A record tech divergence at record highs
Key points:
- As the Nasdaq 100 rises to record highs, fewer stocks are in uptrends, and more are hitting fresh lows
- This is evident across time frames to a level that has never been seen
- Under similar circumstances, the Nasdaq 100 rarely, if ever, escaped weakness over the medium-term
More and more new lows
The big-tech-dominated Nasdaq 100 (NDX) continues to notch record high after record high. However, many of its stocks are not only lagging, but they're falling to monthly, quarterly, or even yearly lows.
This is not normal. In fact, it's never happened before to this degree.
Take, for example, the percentage of stocks in the Nasdaq 100 that are hitting 1-month highs minus those hitting 1-month lows. It's a negative number, meaning more stocks are falling to monthly lows than rising to monthly highs.

The table below shows that this is an unusual situation, but it actually wasn't that bad for future returns - for a while. The index bucked off this negative breadth for a long time as tech stocks soared into the internet bubble peak in the late 1990s, and it didn't have too much of an impact in 2014. Outside of that, the upside tended to be significantly more capped.

But the issue is not just stocks at monthly highs and lows. Because of the short lookback period, it's a relatively noisy data series.
A similar divergence is even evident at the 3-month level. There have only been two other distinct times when the NDX closed at a 3-year high, but more stocks fell to 3-month lows than rose to 3-month highs. Both preceded nearly immediate pullbacks. The current environment has witnessed four such days in the past few weeks.

Even on a longer time frame, the trends are not healthy. As of Friday, there were fewer than 3% more stocks at 52-week highs than lows. This exceptionally weak reading was last seen about 25 years ago.

Fewer and fewer uptrends
We can also see weak breadth trends by observing the percentage of Nasdaq 100 stocks trading above their 10-day, 50-day, and 200-day moving averages. Across the board, the current numbers are flaccid.

The only time in the past 20 years when so few members were above their moving averages was at the peak in October 2007. Every one of the prior dates witnessed weakness in the Nasdaq 100 between one and three months later.

Even if we relax the parameters a bit and allow for more stocks trading above their 200-day moving average than we're seeing now, the sample size rises dramatically, but the results are still pretty horrid.

A caveat
Momentum is an extremely powerful factor at times, especially when it comes to big tech stocks. Even outside of the late 1990s, they have periods where momentum can carry far beyond potential exhaustion points. Another factor arguing against an immediate peak is seasonality. While that's a tertiary consideration for stocks even at its most compelling, it's hard to ignore the fact that recent Julys have been very good to the Nasdaq 100.
The revamped Seasonality tool allows a user to specify an index, ETF, or stock and a lookback period. Over the past decade, QQQ has had a 100% win rate in July, while August and September have been much less friendly. This lines up well with the conclusions above.
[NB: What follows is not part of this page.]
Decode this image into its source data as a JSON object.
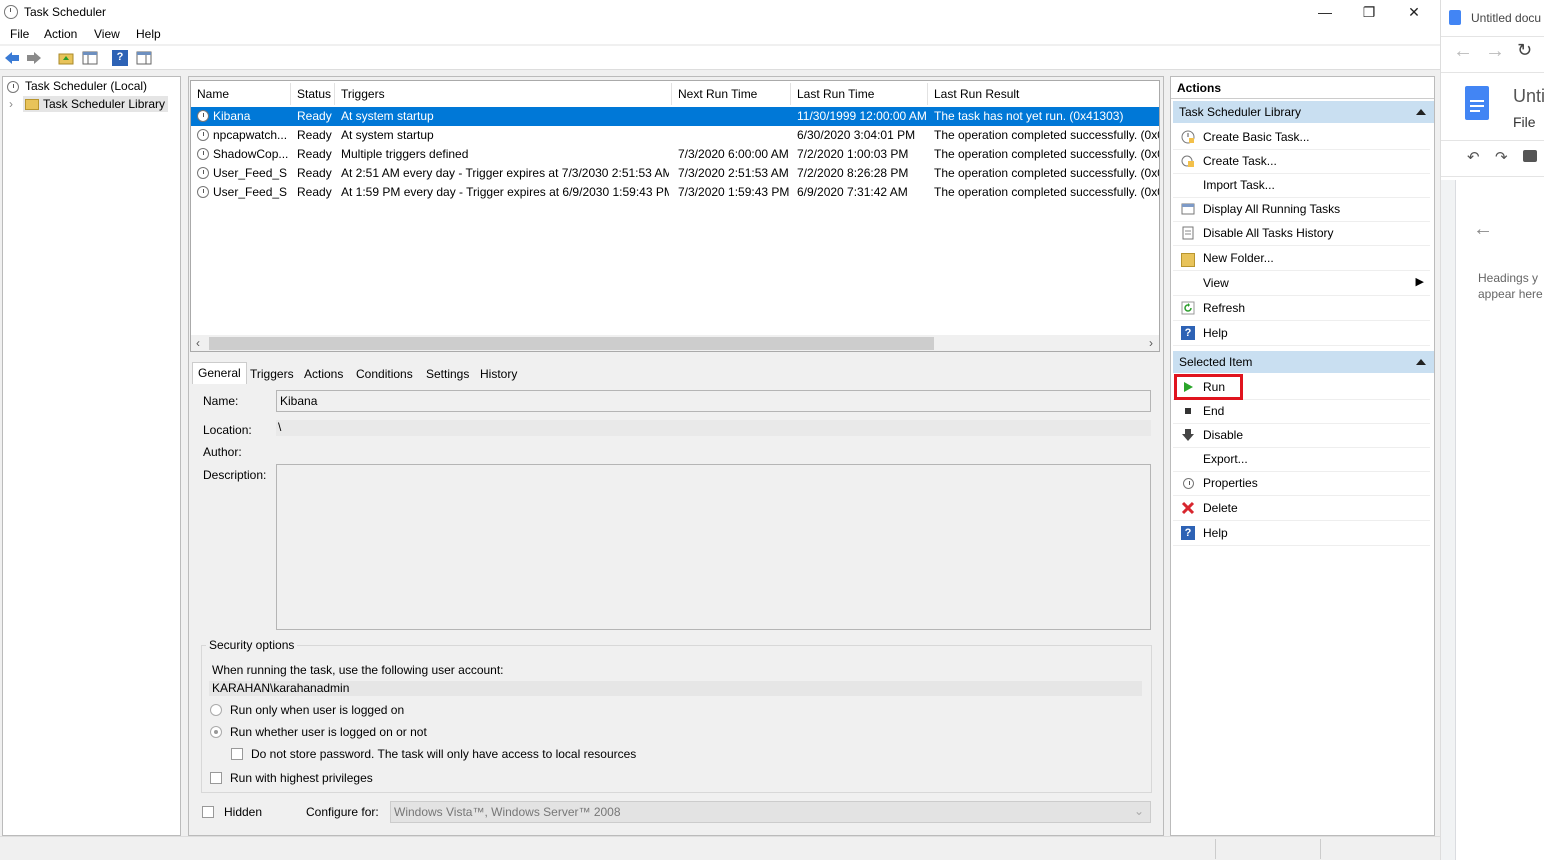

We can also see this tendency in the distribution of peaks by month. Since the inception of the Nasdaq 100 in the mid-1980s, it has shown a strong tendency to form short- to medium-term peaks in July more than any other month. A whopping 24% of 1-month peaks occurred in July, twice as many as any other month.

What the research tells us...
Anyone reading our research over the past couple of years should clearly understand that we're not doom-and-gloomers. Stocks rise most of the time, and those probabilities increase significantly when underlying conditions are healthy, as they've been for most of the past year and a half.
Things have changed in recent weeks, with more and more issues arising, particularly on the Nasdaq. There are a heck of a lot of weak issues on that exchange, and even within the curated Nasdaq 100 index. This is a stark change from what we'd been seeing. While there is a possibility that the average stock will catch up to the index, that is not how things usually pan out. Almost never, in fact. Risk is high in that index.